Toutes ces personnes comparaîtront par voie de sommation au palais de justice de Montréal le mois prochain. En gros, les 35 suspects sont accusés d'une fraude de plus de 5000 $, de fabrication de faux documents et d'utilisation de documents qu'ils savaient faux.

Têtes dirigeantes présumées

Les trois personnes soupçonnées d'être les têtes dirigeantes font toutefois face à une accusation supplémentaire de complot. Celui que la police croit être le cerveau de l'arnaque, Ziad Khatib, 47 ans, a déjà été accusé de fraude en 2012 et a reçu une absolution conditionnelle assortie d'une probation de 15 mois. Cet antécédent pourrait expliquer pourquoi il ne travaillait plus pour l'entreprise de télécommunication.

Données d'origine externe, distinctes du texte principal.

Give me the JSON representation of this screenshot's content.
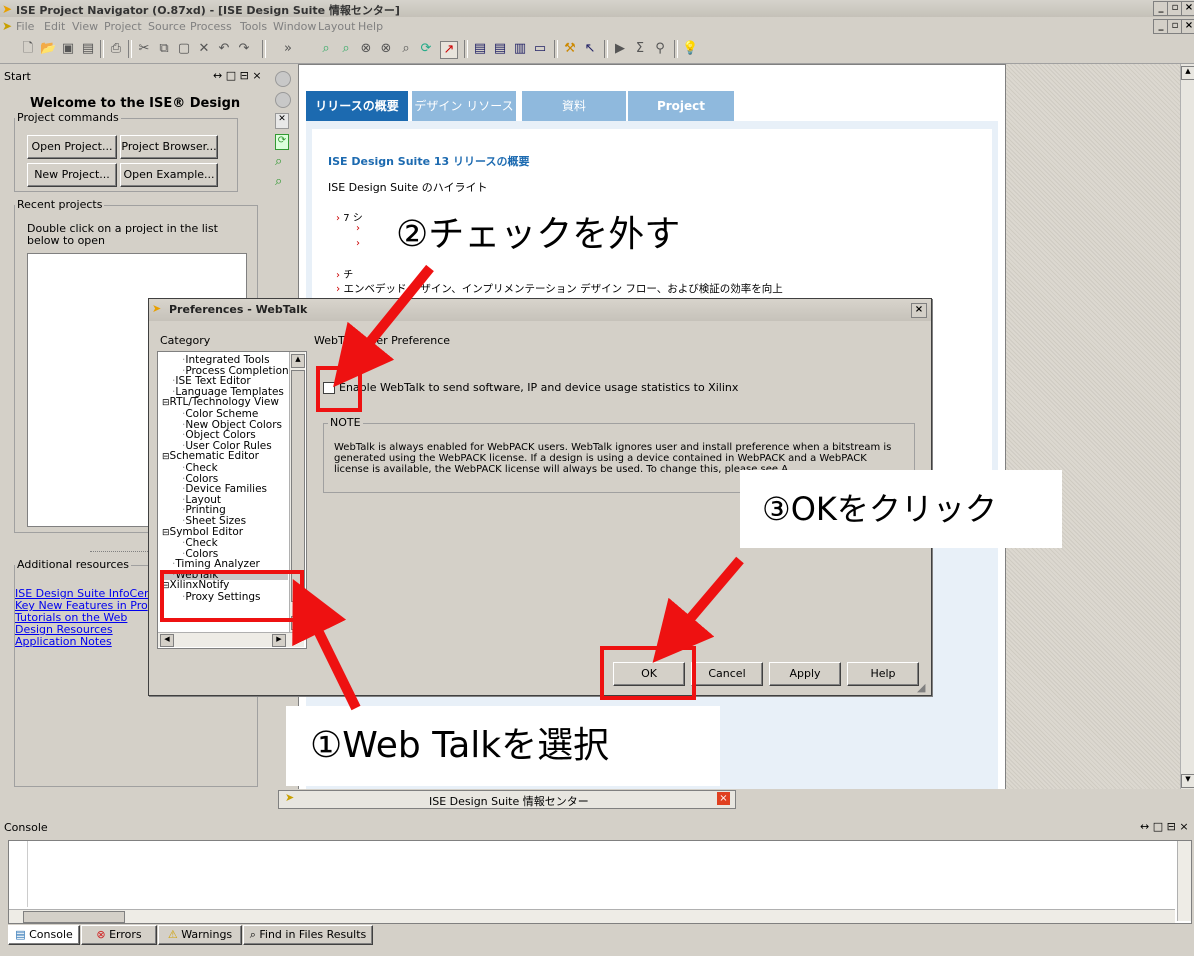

Selon la police, ses deux acolytes seraient Jean-Claude Bucyana, 41 ans, et Dimitri Gusev, 29 ans. Ils ont quelques antécédents criminels, mais, à première vue, rien de majeur.

Congédiements massifs

«En décembre 2012, Shaw Direct a effectué une enquête interne relativement à de fausses réclamations d'assurances faites par un groupe spécifique d'employés. Ceux-ci ont été immédiatement congédiés. Puisqu'il s'agit d'une enquête interne impliquant des employés, nous ne ferons aucun autre commentaire», a indiqué à La Presse Chethan Lakshman, vice-président aux affaires externes chez Shaw Direct.

«On voit parfois deux ou trois employés d'une même compagnie qui font ce genre de fraude, mais une aussi vaste et organisée, on n'a jamais vu ça. Nos enquêteurs ont travaillé très fort», a déclaré le commandant Juan Francisco Vargas, de la Division des crimes contre la propriété du SPVM.

Pas un crime sans victime



De son côté, une porte-parole de la Great-West a répondu à La Presse que la compagnie ne commentait jamais les enquêtes en cours. «Nous prenons les cas de fraude au sérieux et nous avons élaboré et mis en oeuvre des fonctionnalités sophistiquées pour la prévention et la détection de la fraude à l'assurance. La fraude à l'assurance n'est pas un crime sans victime. Notre objectif est de voir à ce que la fraude soit éliminée puisque son coût peut avoir une incidence sur la prime que les employeurs et les employés paient pour leurs régimes d'assurance collective», a indiqué, par courriel, M. Jeff Macoun, vice-président exécutif, Client collectif, de la Great-West.